Background and objectives

Studies suggest an association between elevated serum alkaline phosphatase (AP) and increased mortality in hemodialysis patients, but the effect of existing therapies on AP is not fully understood. We assessed the effects of cinacalcet on AP in a secondary analysis of controlled trial data.
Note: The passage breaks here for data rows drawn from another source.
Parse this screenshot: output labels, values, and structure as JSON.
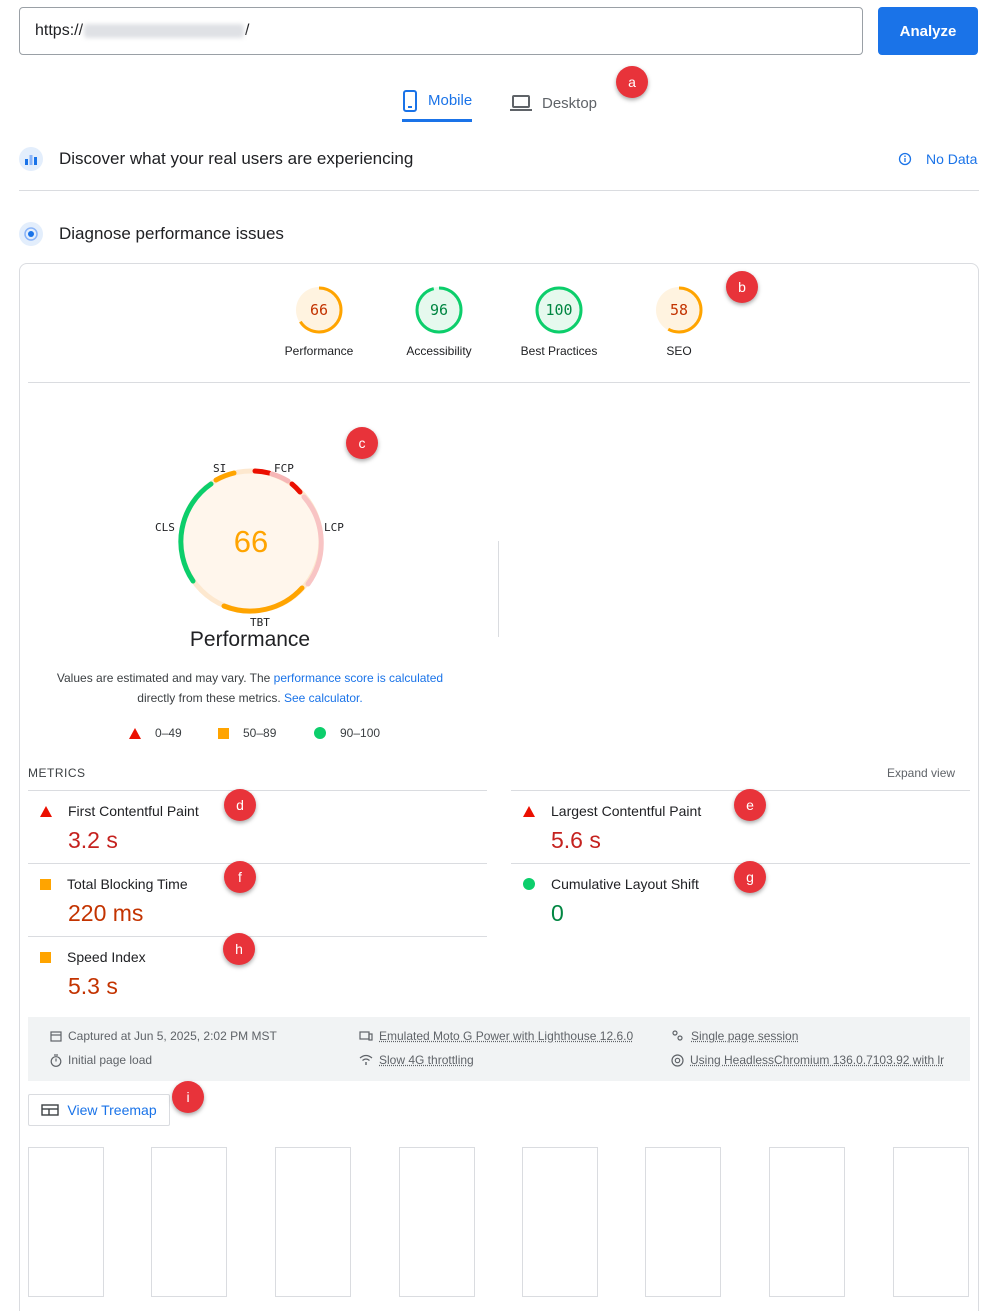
{
  "url_bar": {
    "prefix": "https://",
    "suffix": "/",
    "analyze_label": "Analyze"
  },
  "tabs": [
    {
      "label": "Mobile",
      "icon": "phone-icon",
      "active": true
    },
    {
      "label": "Desktop",
      "icon": "laptop-icon",
      "active": false
    }
  ],
  "markers": [
    "a",
    "b",
    "c",
    "d",
    "e",
    "f",
    "g",
    "h",
    "i"
  ],
  "field_data": {
    "title": "Discover what your real users are experiencing",
    "no_data_label": "No Data"
  },
  "diagnose": {
    "title": "Diagnose performance issues"
  },
  "categories": [
    {
      "label": "Performance",
      "score": "66",
      "score_value": 66,
      "status": "average"
    },
    {
      "label": "Accessibility",
      "score": "96",
      "score_value": 96,
      "status": "pass"
    },
    {
      "label": "Best Practices",
      "score": "100",
      "score_value": 100,
      "status": "pass"
    },
    {
      "label": "SEO",
      "score": "58",
      "score_value": 58,
      "status": "average"
    }
  ],
  "perf_gauge": {
    "score": "66",
    "title": "Performance",
    "segment_labels": {
      "si": "SI",
      "fcp": "FCP",
      "lcp": "LCP",
      "tbt": "TBT",
      "cls": "CLS"
    }
  },
  "description": {
    "text1": "Values are estimated and may vary. The ",
    "link1": "performance score is calculated",
    "text2": "directly from these metrics. ",
    "link2": "See calculator."
  },
  "legend": [
    {
      "range": "0–49",
      "shape": "triangle"
    },
    {
      "range": "50–89",
      "shape": "square"
    },
    {
      "range": "90–100",
      "shape": "circle"
    }
  ],
  "metrics": {
    "title": "METRICS",
    "expand_label": "Expand view",
    "items": [
      {
        "name": "First Contentful Paint",
        "value": "3.2 s",
        "status": "fail"
      },
      {
        "name": "Largest Contentful Paint",
        "value": "5.6 s",
        "status": "fail"
      },
      {
        "name": "Total Blocking Time",
        "value": "220 ms",
        "status": "average"
      },
      {
        "name": "Cumulative Layout Shift",
        "value": "0",
        "status": "pass"
      },
      {
        "name": "Speed Index",
        "value": "5.3 s",
        "status": "average"
      }
    ]
  },
  "run_info": {
    "captured": "Captured at Jun 5, 2025, 2:02 PM MST",
    "page_load": "Initial page load",
    "device": "Emulated Moto G Power with Lighthouse 12.6.0",
    "throttling": "Slow 4G throttling",
    "session": "Single page session",
    "browser": "Using HeadlessChromium 136.0.7103.92 with lr"
  },
  "treemap_label": "View Treemap",
  "colors": {
    "accent": "#1a73e8",
    "fail": "#eb0f00",
    "average": "#ffa400",
    "pass": "#0cce6b"
  }
}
Design, setting, participants, & measurements

This was a post hoc analysis of data from three 26-wk randomized, double-blind, placebo-controlled, phase 3 trials and a 26-wk double-blind, placebo-controlled extension trial that investigated cinacalcet in secondary hyperparathyroidism treatment in dialysis patients. Hemodialysis patients (n = 890) with intact parathyroid hormone >or=300 pg/ml and serum calcium >or=8.4 mg/dl received cinacalcet plus standard therapy or standard therapy alone for up to 52 wk. Total, not bone-specific, AP was assessed (proportion of cinacalcet/control subjects achieving a >or=20% or any AP reduction from baseline; the proportion of subjects with AP >or=120 U/L) at baseline; the end of titration; and study weeks 26, 42, and 52.

Results

At 52 wk, a greater proportion of cinacalcet-treated patients had either a >or=20% (39 versus 18%) or any (58 versus 36%) AP reduction compared with control subjects, respectively. The likelihood of achieving either a >or=20% or any AP reduction (determined by relative proportion) was 2.33 (95% confidence interval 1.50 to 3.61) and 1.74 (95% confidence interval 1.31 to 2.31), respectively, at week 52. Cinacalcet treatment tended toward a decreased percentage of patients with AP >or=120 U/L (baseline, 42.6%; week 52, 30.6%) compared with control (35.0 to 48.6%, respectively).

Conclusions

In this combined analysis of controlled trials of patients who were receiving hemodialysis, cinacalcet lowered total serum AP.